What’s going to be exciting about the project is we’re basing it mainly around Tom’s most recent album which is called Ufabulum, and if anyone hasn’t heard it, I urge you to get a copy, turn the volume up and the lights down and immerse yourself in it. It’s an amazing array of musical narrative. That’s going to form the backbone of the gig, tracks from that album completely re-imagined in the context of an orchestra. In-between we’re going to be playing other pieces of very colouristic late 20th and very early 21st Century orchestral music which have a kind of renaissance or relationship either to Ufabulum itself or to Tom’s work in general. He’s a man who thinks very much in terms of colour and one of his great Gods is the extraordinary French composer Olivier Messiaen, so there’ll certainly be some Messiaen in the mix and some other composers who have a relationship to Messiaen. There’s an amazing Greek composer called Xenakis and we may also delve into the world of George Benjamin, a brilliant British composer who studied briefly with Messiaen.

Everything will interrelate, and the idea is with any concert, is that it should be a sonic adventure where you hear some of Tom’s material radically re-invented as I’ve said but alongside these counterpoint pieces by Messiaen and others. So, hopefully by the end of the gig everyone will have had a 360 degree experience of this music and the world in which it operates.

 

Finally, I spoke to Tom Jenkinson aka Squarepusher about his role in the production, Ufabulum, light shows and his bass…

What can the audience expect from ‘Listen to this’?

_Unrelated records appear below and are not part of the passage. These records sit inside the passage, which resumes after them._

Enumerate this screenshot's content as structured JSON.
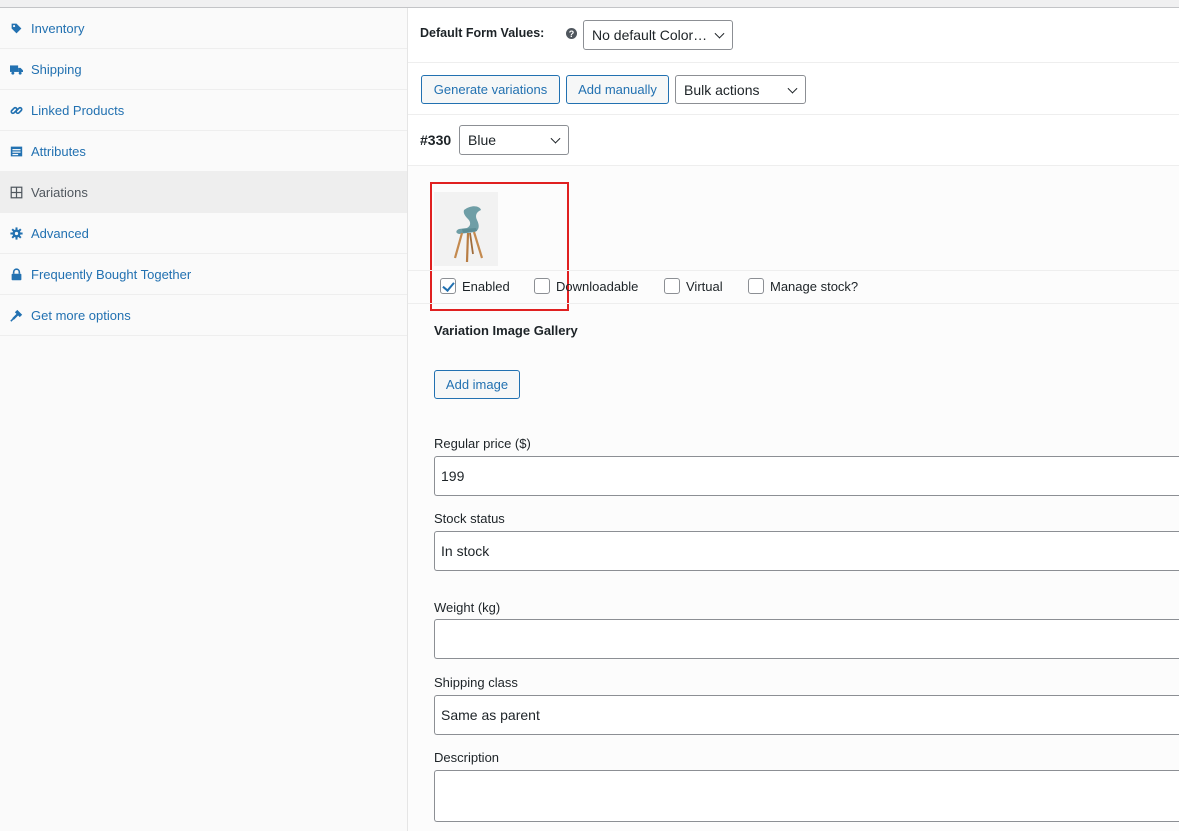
{
  "sidebar": {
    "items": [
      {
        "label": "Inventory",
        "icon": "tag-icon"
      },
      {
        "label": "Shipping",
        "icon": "truck-icon"
      },
      {
        "label": "Linked Products",
        "icon": "link-icon"
      },
      {
        "label": "Attributes",
        "icon": "list-icon"
      },
      {
        "label": "Variations",
        "icon": "grid-icon",
        "active": true
      },
      {
        "label": "Advanced",
        "icon": "gear-icon"
      },
      {
        "label": "Frequently Bought Together",
        "icon": "lock-icon"
      },
      {
        "label": "Get more options",
        "icon": "plugin-icon"
      }
    ]
  },
  "defaults": {
    "label": "Default Form Values:",
    "help": "?",
    "select_value": "No default Color…"
  },
  "actions": {
    "generate": "Generate variations",
    "add_manually": "Add manually",
    "bulk_value": "Bulk actions"
  },
  "variation": {
    "id": "#330",
    "color_value": "Blue",
    "image_alt": "chair",
    "checks": {
      "enabled": {
        "label": "Enabled",
        "checked": true
      },
      "downloadable": {
        "label": "Downloadable",
        "checked": false
      },
      "virtual": {
        "label": "Virtual",
        "checked": false
      },
      "manage_stock": {
        "label": "Manage stock?",
        "checked": false
      }
    },
    "gallery_title": "Variation Image Gallery",
    "add_image": "Add image",
    "regular_price_label": "Regular price ($)",
    "regular_price_value": "199",
    "stock_status_label": "Stock status",
    "stock_status_value": "In stock",
    "weight_label": "Weight (kg)",
    "weight_value": "",
    "shipping_class_label": "Shipping class",
    "shipping_class_value": "Same as parent",
    "description_label": "Description",
    "description_value": ""
  },
  "colors": {
    "link": "#2271b1",
    "highlight": "#e02020"
  }
}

What we’re looking to do is to extrapolate out from the original material whilst staying harmonically pretty close to it, expanding out the sonic palette, so I suppose in some way it’s a revision of the aesthetics of the set of compositions and looking at ways of how to recreate some of the entirely digitally created sounds, sounds which have absolutely no history within the analogue or music performance domain – sounds with no trace of human hands so-to-speak. It’s not just an academic exercise in sonic extrapolations; we are very much trying to stick to the melodic and harmonic core of the album. There will be elements of electronic performance which I will be doing myself alongside the performance by the orchestral musicians.

 

Charles said that you’re going to be blowing people’s minds, do you agree?

Yes, he is an extremely forthright and confident chap and I admire him for that, I hope to be, yes.

 

Brilliant, will the bass be coming out at any point?

Yes it will be, I’ve persuaded Charles to play a solo organ piece by Messiaen and in return I’ve got to hold my end up and play solo bass, well that’s what he fired back and me immediately, so I said, if that’s the case, fair enough, I’ll do it!

 

You built the visuals for Ufabulum from scratch and they were pretty amazing, will you be bringing similar visuals to the Fairfield?

That’s very much one of the exciting parts of this project for me, to try to take the orchestra out of its comfort zone without making the musicians uncomfortable. I don’t mean in a physical sense but in the way that an audience member might treat an orchestral performance in the context of the concert hall, using elements from the Ufabulum show prior to the orchestral augmentation. It should be pretty striking, the orchestra surrounded / engulfed, somewhat it the quite arresting, quite aggressive visual element, it will be quite a spectacle and I can’t wait to see it.